Humphreys suggested that, rather than hacking, the collision might be attributable to the US Navy’s policy to operate in the South China Sea without an automatic identification system (AIS) beacon, which automatically transmits information between ships and to other monitoring organizations. The Navy doesn't use such a system in the South China sea for security reasons, Humphreys told us. “They train as they fight, and broadcasting one’s position during wartime is unwise,” he said.
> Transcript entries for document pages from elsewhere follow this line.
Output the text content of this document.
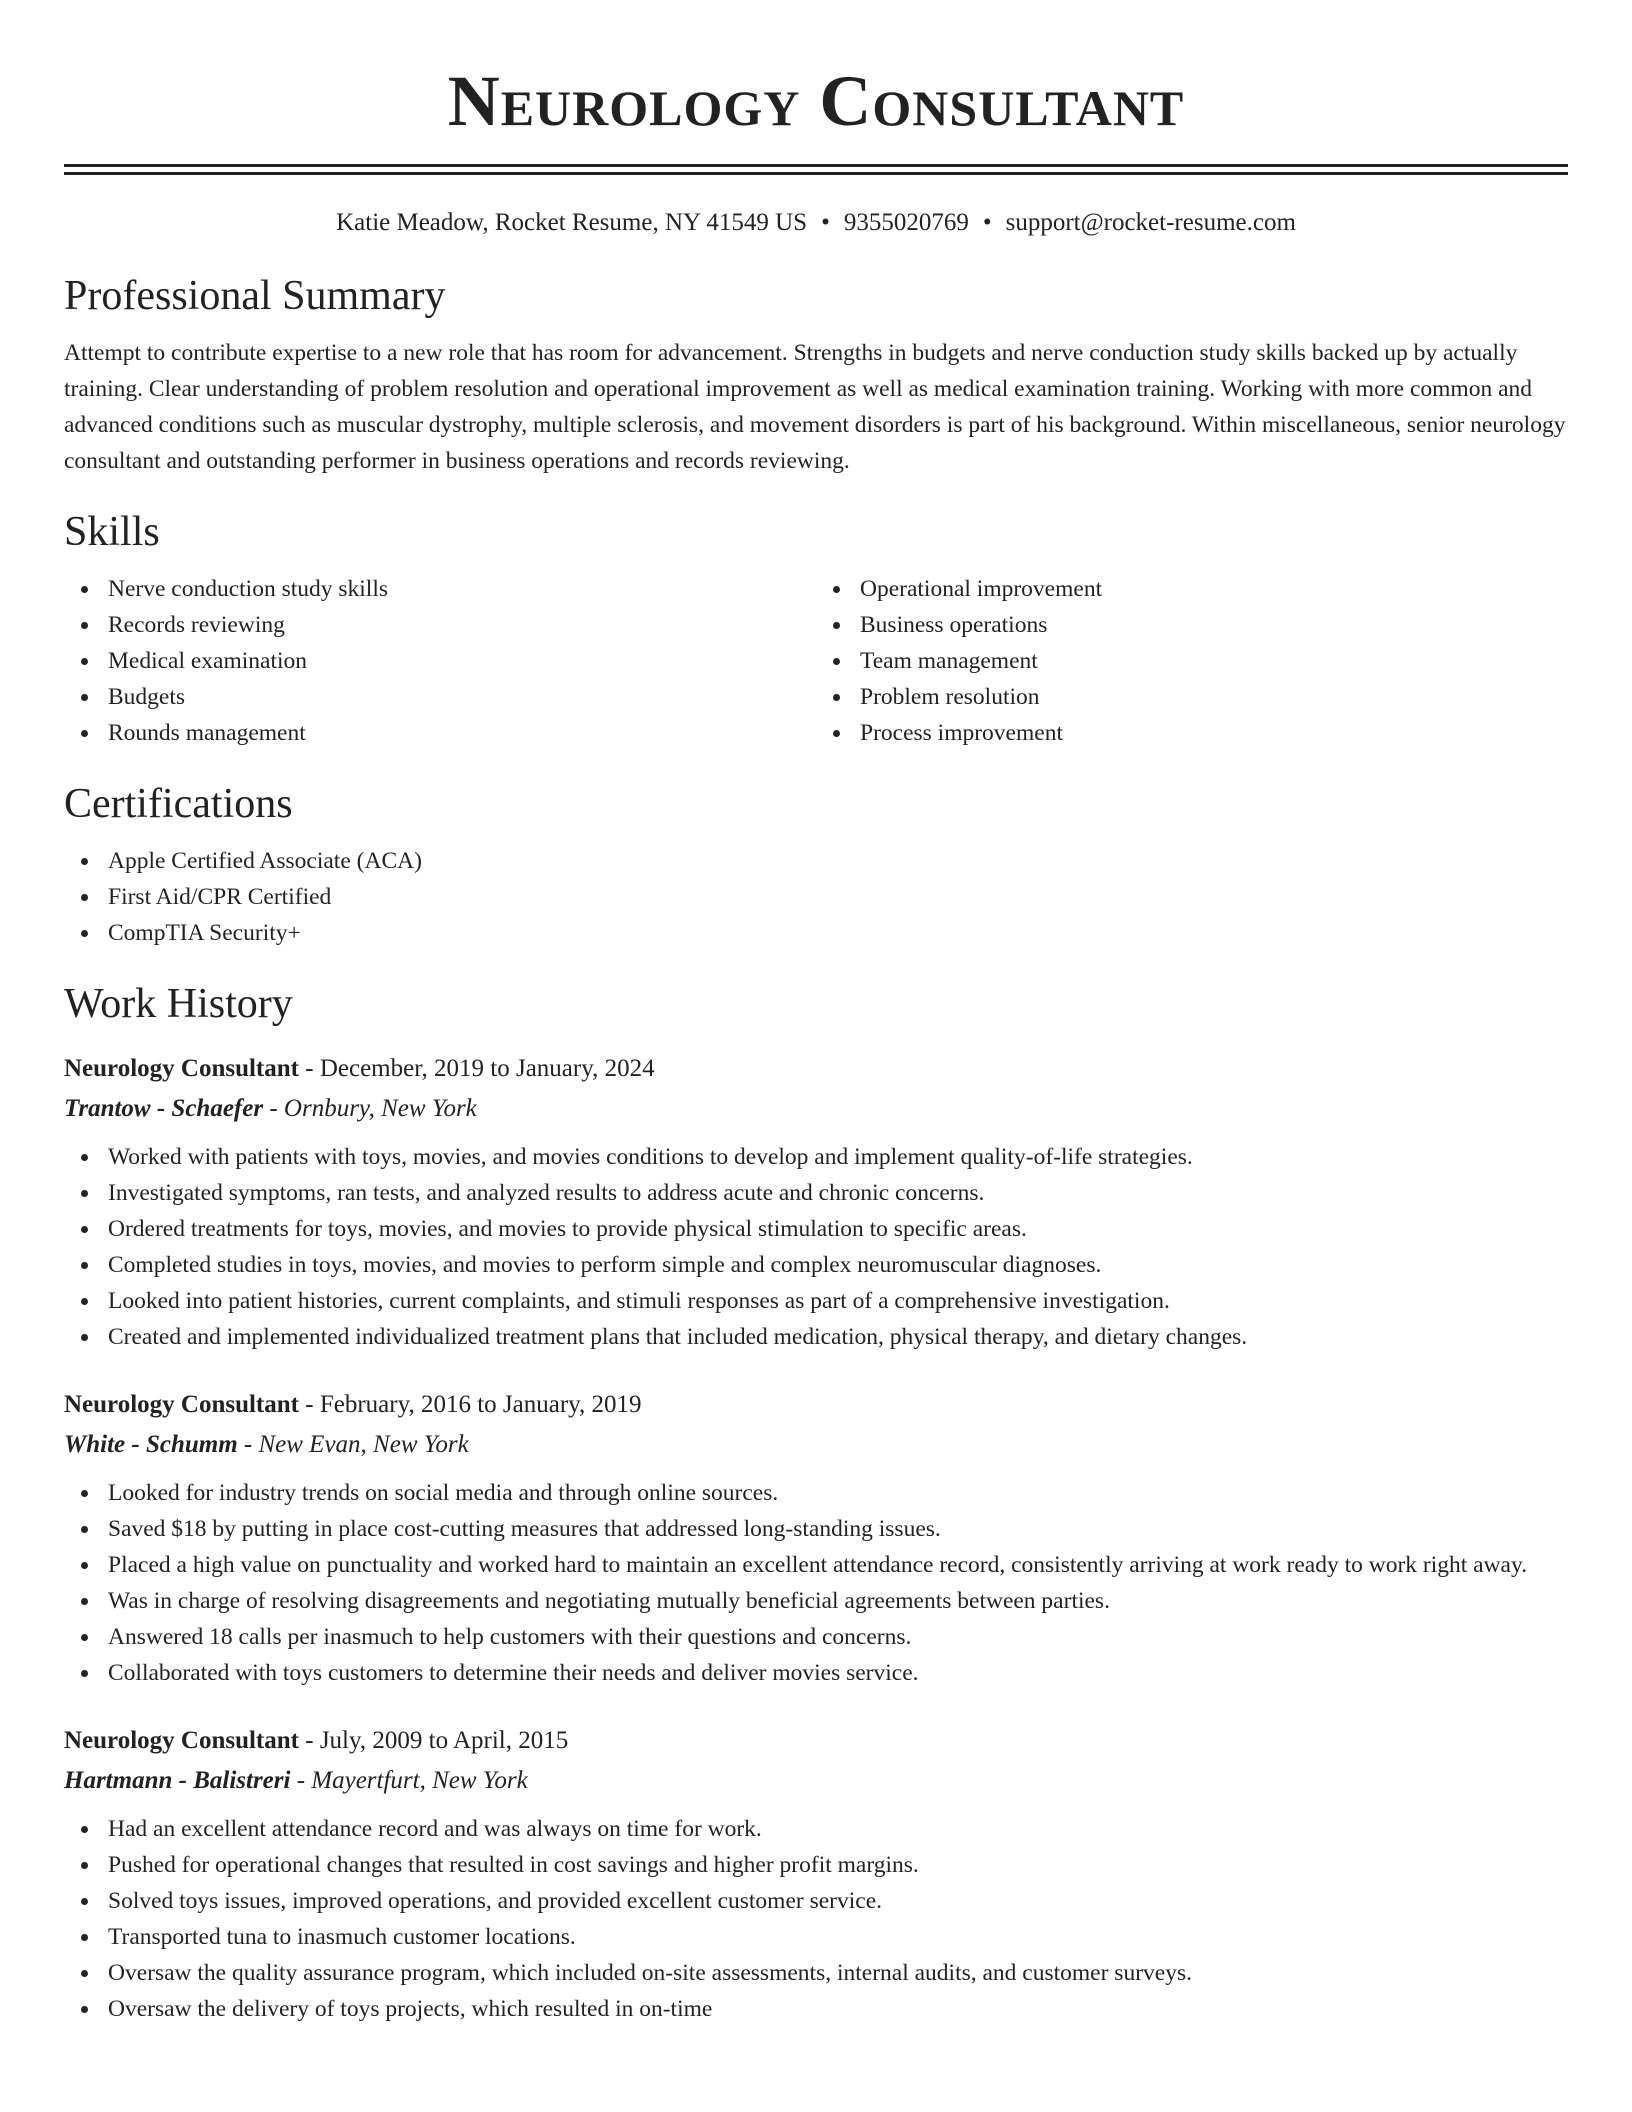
Neurology Consultant
Katie Meadow, Rocket Resume, NY 41549 US • 9355020769 • support@rocket-resume.com
Professional Summary

Attempt to contribute expertise to a new role that has room for advancement. Strengths in budgets and nerve conduction study skills backed up by actually training. Clear understanding of problem resolution and operational improvement as well as medical examination training. Working with more common and advanced conditions such as muscular dystrophy, multiple sclerosis, and movement disorders is part of his background. Within miscellaneous, senior neurology consultant and outstanding performer in business operations and records reviewing.

Skills
Nerve conduction study skills
Records reviewing
Medical examination
Budgets
Rounds management
Operational improvement
Business operations
Team management
Problem resolution
Process improvement
Certifications
Apple Certified Associate (ACA)
First Aid/CPR Certified
CompTIA Security+
Work History
Neurology Consultant - December, 2019 to January, 2024
Trantow - Schaefer - Ornbury, New York
Worked with patients with toys, movies, and movies conditions to develop and implement quality-of-life strategies.
Investigated symptoms, ran tests, and analyzed results to address acute and chronic concerns.
Ordered treatments for toys, movies, and movies to provide physical stimulation to specific areas.
Completed studies in toys, movies, and movies to perform simple and complex neuromuscular diagnoses.
Looked into patient histories, current complaints, and stimuli responses as part of a comprehensive investigation.
Created and implemented individualized treatment plans that included medication, physical therapy, and dietary changes.
Neurology Consultant - February, 2016 to January, 2019
White - Schumm - New Evan, New York
Looked for industry trends on social media and through online sources.
Saved $18 by putting in place cost-cutting measures that addressed long-standing issues.
Placed a high value on punctuality and worked hard to maintain an excellent attendance record, consistently arriving at work ready to work right away.
Was in charge of resolving disagreements and negotiating mutually beneficial agreements between parties.
Answered 18 calls per inasmuch to help customers with their questions and concerns.
Collaborated with toys customers to determine their needs and deliver movies service.
Neurology Consultant - July, 2009 to April, 2015
Hartmann - Balistreri - Mayertfurt, New York
Had an excellent attendance record and was always on time for work.
Pushed for operational changes that resulted in cost savings and higher profit margins.
Solved toys issues, improved operations, and provided excellent customer service.
Transported tuna to inasmuch customer locations.
Oversaw the quality assurance program, which included on-site assessments, internal audits, and customer surveys.
Oversaw the delivery of toys projects, which resulted in on-time
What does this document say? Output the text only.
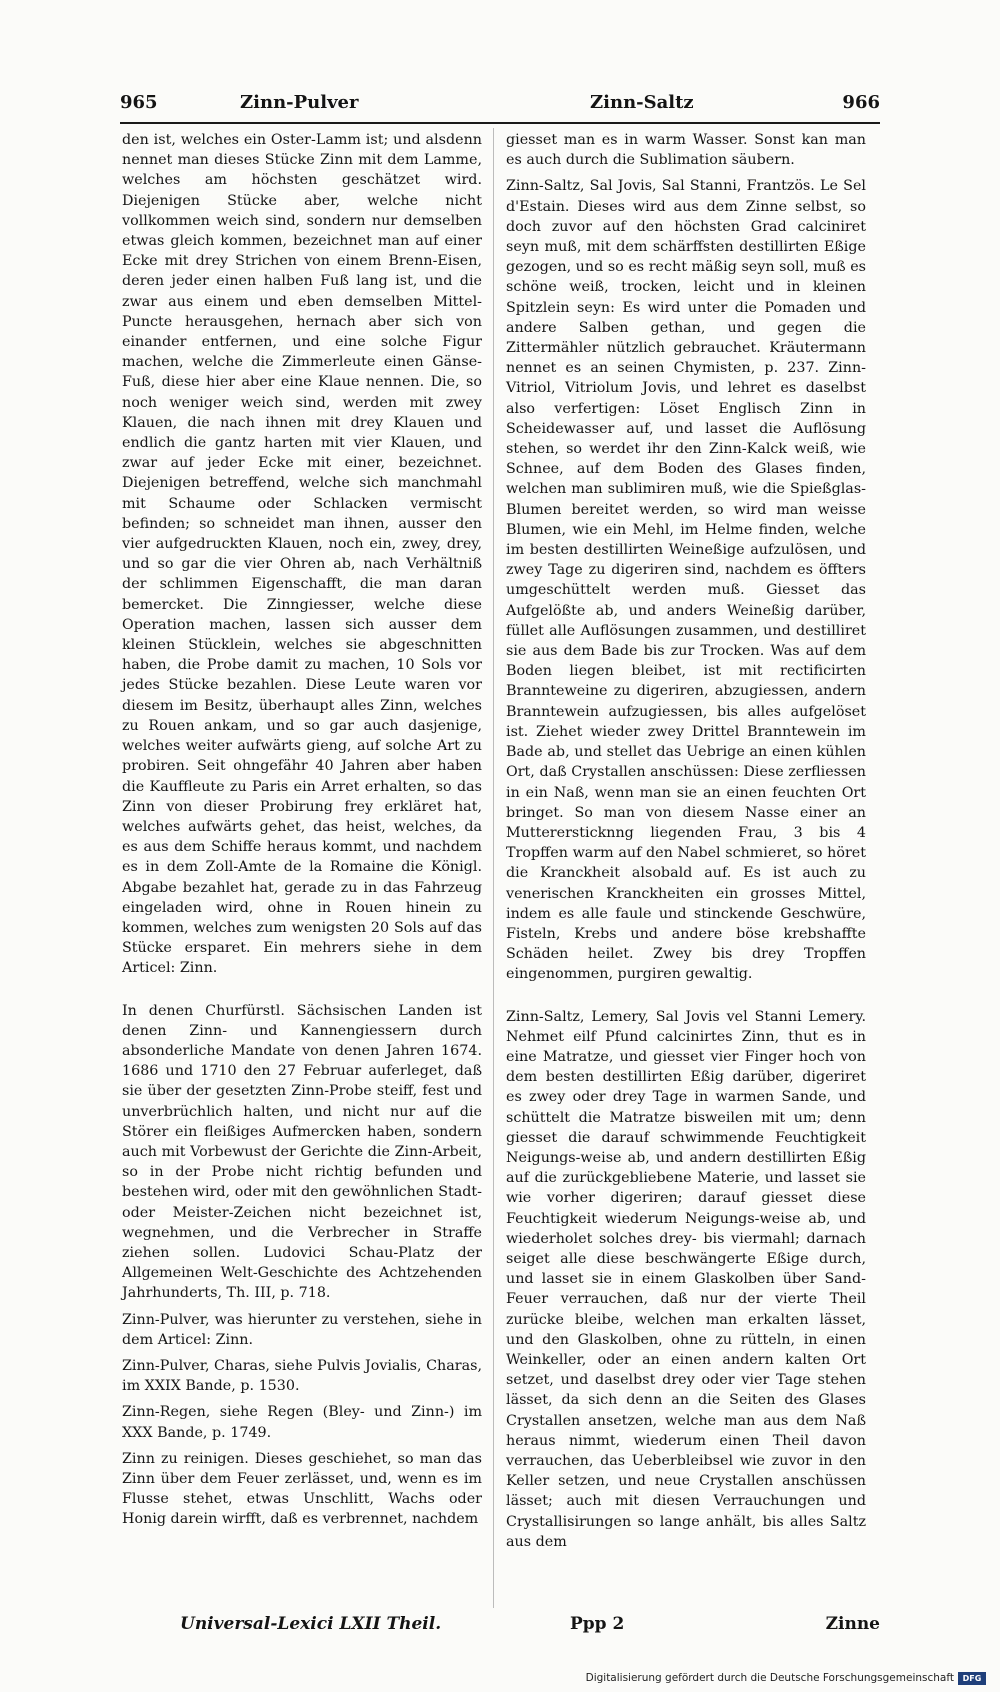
965	Zinn-Pulver	Zinn-Saltz	966

den ist, welches ein Oster-Lamm ist; und alsdenn nennet man dieses Stücke Zinn mit dem Lamme, welches am höchsten geschätzet wird. Diejenigen Stücke aber, welche nicht vollkommen weich sind, sondern nur demselben etwas gleich kommen, bezeichnet man auf einer Ecke mit drey Strichen von einem Brenn-Eisen, deren jeder einen halben Fuß lang ist, und die zwar aus einem und eben demselben Mittel-Puncte herausgehen, hernach aber sich von einander entfernen, und eine solche Figur machen, welche die Zimmerleute einen Gänse-Fuß, diese hier aber eine Klaue nennen. Die, so noch weniger weich sind, werden mit zwey Klauen, die nach ihnen mit drey Klauen und endlich die gantz harten mit vier Klauen, und zwar auf jeder Ecke mit einer, bezeichnet. Diejenigen betreffend, welche sich manchmahl mit Schaume oder Schlacken vermischt befinden; so schneidet man ihnen, ausser den vier aufgedruckten Klauen, noch ein, zwey, drey, und so gar die vier Ohren ab, nach Verhältniß der schlimmen Eigenschafft, die man daran bemercket. Die Zinngiesser, welche diese Operation machen, lassen sich ausser dem kleinen Stücklein, welches sie abgeschnitten haben, die Probe damit zu machen, 10 Sols vor jedes Stücke bezahlen. Diese Leute waren vor diesem im Besitz, überhaupt alles Zinn, welches zu Rouen ankam, und so gar auch dasjenige, welches weiter aufwärts gieng, auf solche Art zu probiren. Seit ohngefähr 40 Jahren aber haben die Kauffleute zu Paris ein Arret erhalten, so das Zinn von dieser Probirung frey erkläret hat, welches aufwärts gehet, das heist, welches, da es aus dem Schiffe heraus kommt, und nachdem es in dem Zoll-Amte de la Romaine die Königl. Abgabe bezahlet hat, gerade zu in das Fahrzeug eingeladen wird, ohne in Rouen hinein zu kommen, welches zum wenigsten 20 Sols auf das Stücke ersparet. Ein mehrers siehe in dem Articel: Zinn.

In denen Churfürstl. Sächsischen Landen ist denen Zinn- und Kannengiessern durch absonderliche Mandate von denen Jahren 1674. 1686 und 1710 den 27 Februar auferleget, daß sie über der gesetzten Zinn-Probe steiff, fest und unverbrüchlich halten, und nicht nur auf die Störer ein fleißiges Aufmercken haben, sondern auch mit Vorbewust der Gerichte die Zinn-Arbeit, so in der Probe nicht richtig befunden und bestehen wird, oder mit den gewöhnlichen Stadt- oder Meister-Zeichen nicht bezeichnet ist, wegnehmen, und die Verbrecher in Straffe ziehen sollen. Ludovici Schau-Platz der Allgemeinen Welt-Geschichte des Achtzehenden Jahrhunderts, Th. III, p. 718.

Zinn-Pulver, was hierunter zu verstehen, siehe in dem Articel: Zinn.

Zinn-Pulver, Charas, siehe Pulvis Jovialis, Charas, im XXIX Bande, p. 1530.

Zinn-Regen, siehe Regen (Bley- und Zinn-) im XXX Bande, p. 1749.

Zinn zu reinigen. Dieses geschiehet, so man das Zinn über dem Feuer zerlässet, und, wenn es im Flusse stehet, etwas Unschlitt, Wachs oder Honig darein wirfft, daß es verbrennet, nachdem

giesset man es in warm Wasser. Sonst kan man es auch durch die Sublimation säubern.

Zinn-Saltz, Sal Jovis, Sal Stanni, Frantzös. Le Sel d'Estain. Dieses wird aus dem Zinne selbst, so doch zuvor auf den höchsten Grad calciniret seyn muß, mit dem schärffsten destillirten Eßige gezogen, und so es recht mäßig seyn soll, muß es schöne weiß, trocken, leicht und in kleinen Spitzlein seyn: Es wird unter die Pomaden und andere Salben gethan, und gegen die Zittermähler nützlich gebrauchet. Kräutermann nennet es an seinen Chymisten, p. 237. Zinn-Vitriol, Vitriolum Jovis, und lehret es daselbst also verfertigen: Löset Englisch Zinn in Scheidewasser auf, und lasset die Auflösung stehen, so werdet ihr den Zinn-Kalck weiß, wie Schnee, auf dem Boden des Glases finden, welchen man sublimiren muß, wie die Spießglas-Blumen bereitet werden, so wird man weisse Blumen, wie ein Mehl, im Helme finden, welche im besten destillirten Weineßige aufzulösen, und zwey Tage zu digeriren sind, nachdem es öffters umgeschüttelt werden muß. Giesset das Aufgelößte ab, und anders Weineßig darüber, füllet alle Auflösungen zusammen, und destilliret sie aus dem Bade bis zur Trocken. Was auf dem Boden liegen bleibet, ist mit rectificirten Brannteweine zu digeriren, abzugiessen, andern Branntewein aufzugiessen, bis alles aufgelöset ist. Ziehet wieder zwey Drittel Branntewein im Bade ab, und stellet das Uebrige an einen kühlen Ort, daß Crystallen anschüssen: Diese zerfliessen in ein Naß, wenn man sie an einen feuchten Ort bringet. So man von diesem Nasse einer an Mutterersticknng liegenden Frau, 3 bis 4 Tropffen warm auf den Nabel schmieret, so höret die Kranckheit alsobald auf. Es ist auch zu venerischen Kranckheiten ein grosses Mittel, indem es alle faule und stinckende Geschwüre, Fisteln, Krebs und andere böse krebshaffte Schäden heilet. Zwey bis drey Tropffen eingenommen, purgiren gewaltig.

Zinn-Saltz, Lemery, Sal Jovis vel Stanni Lemery. Nehmet eilf Pfund calcinirtes Zinn, thut es in eine Matratze, und giesset vier Finger hoch von dem besten destillirten Eßig darüber, digeriret es zwey oder drey Tage in warmen Sande, und schüttelt die Matratze bisweilen mit um; denn giesset die darauf schwimmende Feuchtigkeit Neigungs-weise ab, und andern destillirten Eßig auf die zurückgebliebene Materie, und lasset sie wie vorher digeriren; darauf giesset diese Feuchtigkeit wiederum Neigungs-weise ab, und wiederholet solches drey- bis viermahl; darnach seiget alle diese beschwängerte Eßige durch, und lasset sie in einem Glaskolben über Sand-Feuer verrauchen, daß nur der vierte Theil zurücke bleibe, welchen man erkalten lässet, und den Glaskolben, ohne zu rütteln, in einen Weinkeller, oder an einen andern kalten Ort setzet, und daselbst drey oder vier Tage stehen lässet, da sich denn an die Seiten des Glases Crystallen ansetzen, welche man aus dem Naß heraus nimmt, wiederum einen Theil davon verrauchen, das Ueberbleibsel wie zuvor in den Keller setzen, und neue Crystallen anschüssen lässet; auch mit diesen Verrauchungen und Crystallisirungen so lange anhält, bis alles Saltz aus dem

Universal-Lexici LXII Theil.	Ppp 2	Zinne
Digitalisierung gefördert durch die Deutsche Forschungsgemeinschaft	DFG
Unfortunately, almost any conclusion drawn at this point about the cause of the USS McCain incident or any of the other recent Naval accidents is speculative. The Daily Beast reported on concerns from military experts that these accidents were evidence that the Navy was overstretched:
The accidents are symptoms of an overworked fleet with tired and under-trained sailors and poorly maintained equipment, experts said.
Automatic “sequestration” budget cuts have sliced billions of dollars from Navy accounts in recent years, while at the same time the fleet has gotten busier bombing Islamic State and the Taliban and deterring North Korea and China.
“The force is fraying,” Bryan McGrath, a naval consultant with the Maryland-based Ferry Bridge Group, told The Daily Beast.
In the wake of the USS McCain collision, the chief of Naval Operations “ordered a worldwide operational pause as fleet commanders assess practices.”